We are verifying all the gifts our sponsors have given us, starting with the goody-bags donated by Intrigue Publishing author Jeff Markowitz. We have to fill those bags with the different books, magazines, pens, hand sanitizers, water bottles, etc, that our generous supporters have donated. Of course each bag has to have a copy of our exclusive C3 anthology.
We have to set up the C3 website so that during the Con attendees can register for next year’s Con at a big discount. We need to total all the tweets that have used our hashtag (#MdC3Con) to determine who will win the Kindle Fire. And we have to finalize the details of the scavenger hunt so we can fairly judge who will win the $50 Amazon gift card.
We need to verify that each of our volunteers knows their schedule and understands their duties, in order for panel shifts and other scheduled events go smoothly.
We’re setting up schedules and sign-up sheets for our literary agents, so they will know who they are meeting with when. We’re also creating a sign-up sheet for the “Buzz Your Book” session, so every participant will know when to step up and share their elevator pitch with the group.
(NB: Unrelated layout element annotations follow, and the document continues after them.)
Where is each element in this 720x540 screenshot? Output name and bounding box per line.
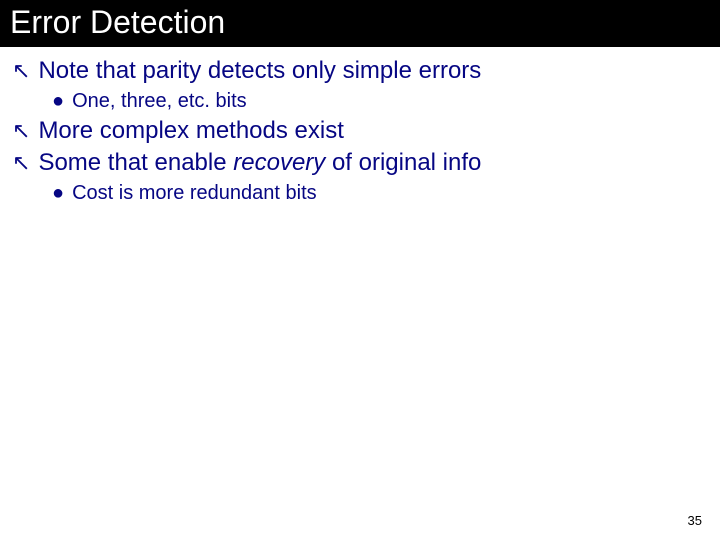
slide-title-bar: Error Detection [0, 0, 720, 47]
bullet-sub-text: Cost is more redundant bits [72, 181, 317, 205]
bullet-sub-item: ● One, three, etc. bits [52, 89, 708, 113]
bullet-item: ↖ Some that enable recovery of original … [12, 149, 708, 177]
slide-title: Error Detection [10, 4, 225, 40]
bullet-item: ↖ Note that parity detects only simple e… [12, 57, 708, 85]
bullet-text-pre: Some that enable [38, 149, 233, 176]
bullet-sub-item: ● Cost is more redundant bits [52, 181, 708, 205]
bullet-text-post: of original info [325, 149, 481, 176]
arrow-bullet-icon: ↖ [12, 149, 30, 177]
dot-bullet-icon: ● [52, 181, 64, 205]
bullet-text-emphasis: recovery [233, 149, 325, 176]
bullet-text: Some that enable recovery of original in… [38, 149, 481, 177]
bullet-text: More complex methods exist [38, 117, 343, 145]
arrow-bullet-icon: ↖ [12, 57, 30, 85]
slide-content: ↖ Note that parity detects only simple e… [0, 47, 720, 205]
arrow-bullet-icon: ↖ [12, 117, 30, 145]
dot-bullet-icon: ● [52, 89, 64, 113]
bullet-sub-text: One, three, etc. bits [72, 89, 247, 113]
bullet-item: ↖ More complex methods exist [12, 117, 708, 145]
page-number: 35 [688, 513, 702, 528]
bullet-text: Note that parity detects only simple err… [38, 57, 481, 85]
And we’re verifying that our on-site bookstore, run by Novel Books, has copies of novels by each of our attending authors. We want them all to be able to participate in the big book signings Friday and Saturday night.
Running the Creatures, Crimes & Creativity Con is a great joy for all of us involved, but it’s also a huge responsibility and we are determined to get it right. If you’re going to be there, make sure you let us know if we did.